Examenvragen farmaco 2013-2014
N.Poessaert
Deel 4, hoofdstuk 2 captopril bij zwangere vrouw met zwangerschapsdiabetes en hypertensie FOUT captopril is een ACE-inhibitor en is tegenaangewezen bij ZS owv hypotensie, oligohydramnios, contracturen, groeiretardatie, botafwijkingen, nierfalen en anurie van foetus, mors in utero) Deel 4, hoofdstuk 5 Ezetimibe mag je nooit alleen geven/is een monotherapie en een add-on bij statines JUIST Ezetimibe wordt bij statines toegevoegd als deze onvoldoende effect hebben. als je ezetimibe alleen geeft, gaat je cholesterol reflector stijgen (door minder opname gaat je leversynthese van cholesterol stijgen) Statines kunnen gebruikt worden als primaire preventie FOUT Primaire preventie (-> pt met verhoogd LDL-cholesterol, maar geen coronair lijden) bestaat in eerste instantie uit TLC (Therapeutic Lifestyle Change) = dieet, verminderde inname snel resorbeerbare TG, geen alcohol, fysieke activiteit en geichtsafname. Enkel bij hoog-risico patienten (TG>200mg/dl) wordt er gestart met farmacotherapie Deel 5, hoofdstuk 1
Bij voorkeur twee NSAID's combineren om anti-inflammatoire effecten te verhogen FOUT hierdoor wordt het klinisch effect niet beter, maar je verhoogt wel de kans op bijwerkingen. Enkel paracetamol kan je wel combineren owv zijn beperkte anti-inflammatoire activiteit vb paracetamol als analgeticum en indomethacine als anti-inflammatoir. NSAIDS leiden tot versnelde inzet van de arbeid en vroegtijdig sluiten van de ductus van Botalli bij gebruik tijdens zwangerschap FOUT tijdens het derde trimester zijn NSAID’s gecontraindiceerd owv VERTRAAGDE inzet en verloop van de arbeid, invloed op bloedingstijd bij moeder en kind en sluiten van d. Botalli bij neonatus. NSAID wordt gebruikt bij sluiten van ductus arteriosus en premature contracties JUIST NSAIDs zorgen voor minder aanmaak van prostaglandines en dus sluiting van de ductus van botali. Prostaglandines zorgen voor uteruscontractie (denk maar aan misoprostol: PGE1 analoog voor behandeling van ulcers en GERD). Het remmen van de prostaglandinesynthese zal dus premature contracties verminderen.

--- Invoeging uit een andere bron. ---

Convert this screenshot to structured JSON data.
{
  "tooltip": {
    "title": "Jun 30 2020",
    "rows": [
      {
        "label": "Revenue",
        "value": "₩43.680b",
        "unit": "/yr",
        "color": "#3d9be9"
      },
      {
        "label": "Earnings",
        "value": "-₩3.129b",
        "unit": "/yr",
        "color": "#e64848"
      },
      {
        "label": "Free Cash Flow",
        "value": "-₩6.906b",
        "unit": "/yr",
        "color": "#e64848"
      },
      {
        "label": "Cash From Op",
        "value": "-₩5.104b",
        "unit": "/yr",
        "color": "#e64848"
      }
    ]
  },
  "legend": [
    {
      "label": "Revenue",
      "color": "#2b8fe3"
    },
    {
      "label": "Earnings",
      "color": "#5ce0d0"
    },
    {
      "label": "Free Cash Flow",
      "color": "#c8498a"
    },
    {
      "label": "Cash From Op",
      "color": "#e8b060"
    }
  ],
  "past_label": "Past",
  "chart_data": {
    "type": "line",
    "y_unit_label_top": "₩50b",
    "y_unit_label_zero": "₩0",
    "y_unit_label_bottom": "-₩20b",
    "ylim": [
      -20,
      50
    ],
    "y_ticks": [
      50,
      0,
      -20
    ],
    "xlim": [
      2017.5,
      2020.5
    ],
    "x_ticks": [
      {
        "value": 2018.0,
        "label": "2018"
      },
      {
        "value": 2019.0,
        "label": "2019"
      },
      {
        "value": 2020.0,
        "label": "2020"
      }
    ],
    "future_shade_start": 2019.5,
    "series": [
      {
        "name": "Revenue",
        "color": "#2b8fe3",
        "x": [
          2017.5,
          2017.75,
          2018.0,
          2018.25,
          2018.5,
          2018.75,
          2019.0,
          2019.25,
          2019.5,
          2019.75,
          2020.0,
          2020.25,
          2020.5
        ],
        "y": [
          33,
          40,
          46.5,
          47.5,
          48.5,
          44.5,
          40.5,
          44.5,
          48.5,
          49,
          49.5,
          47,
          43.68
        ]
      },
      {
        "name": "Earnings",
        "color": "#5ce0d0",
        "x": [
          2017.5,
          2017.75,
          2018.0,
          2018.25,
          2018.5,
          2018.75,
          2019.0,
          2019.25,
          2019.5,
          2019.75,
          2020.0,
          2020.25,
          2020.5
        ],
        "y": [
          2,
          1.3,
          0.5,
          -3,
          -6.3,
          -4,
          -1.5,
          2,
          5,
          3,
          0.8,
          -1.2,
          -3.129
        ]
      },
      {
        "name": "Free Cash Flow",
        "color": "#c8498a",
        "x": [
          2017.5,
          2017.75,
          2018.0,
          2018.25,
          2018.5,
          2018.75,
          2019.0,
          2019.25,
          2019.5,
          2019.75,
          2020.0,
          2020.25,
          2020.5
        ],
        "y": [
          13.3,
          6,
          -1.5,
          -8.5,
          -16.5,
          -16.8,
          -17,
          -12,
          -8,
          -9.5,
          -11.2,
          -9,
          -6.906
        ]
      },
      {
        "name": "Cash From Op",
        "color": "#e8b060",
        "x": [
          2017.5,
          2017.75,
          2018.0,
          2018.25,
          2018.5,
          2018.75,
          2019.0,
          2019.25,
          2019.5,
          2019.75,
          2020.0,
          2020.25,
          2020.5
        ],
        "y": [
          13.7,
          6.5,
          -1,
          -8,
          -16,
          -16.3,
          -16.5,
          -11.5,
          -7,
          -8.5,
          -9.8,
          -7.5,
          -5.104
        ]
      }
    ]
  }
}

Salicylaten zijn eerste keuze bij klein kind met viraal koortssyndroom FOUT bij kinderen met viraal koorts syndroom zou toediening van ASA leiden tot syndroom van Reye (encefalopathie/verwardheid, leverfunctiestoornissen, metabole afwijkingen) Dit is maar een hypothese, maar toch is paracetamol een veiliger alternatief Hydrocortison is 1ste keus als anti inflammatoir middel neen, behandeling met glucocorticoïden is énkel verantwoord als het lijdt tot onherstelbare letsels. Behandeling is niet curatief en er zijn ook heel veen neveneffecten. addisoncrisis pas na 6 maanden bij 64 mg methylprednisone FOUT bijnierschorsatrofie ontstaat al na meerdere weken van behandeling. (als er dan een toestand van acute bijnierschorsinsufficiëntie (vb Addison crisis) optreedt, kan deze levensbedreigend zijn!) Het herstel van deze atrofie gaat wel zeer traag (meerdere maanden). Daarom NOOIT PLOTS STOPPEN ! Kan ook optreden na gebruik van andere corticosteroïden of bij de ziekte van Addison Glucocorticoiden werken direct anti inflammatoir FOUT ze werken via binding aan de cytoplasmatische glucocorticoïdR en wijzigt zo de transcriptie van eiwitten. Het werkt dus langzaam en indirect.
Examenvragen farmaco 2013-2014
N.Poessaert
Triptanen zijn eerste keuze bij migraïne FOUT eerste keus analgetica, tweede keus NSAID, derde keuze moederkoornalkaloïden en als deze alledrie niet werken pas triptanen (owv hoge kostprijs en geen terugbetaling) NE: paresthesiën, warmtesensatie, zwaartegevoel, duizelig en zwakte.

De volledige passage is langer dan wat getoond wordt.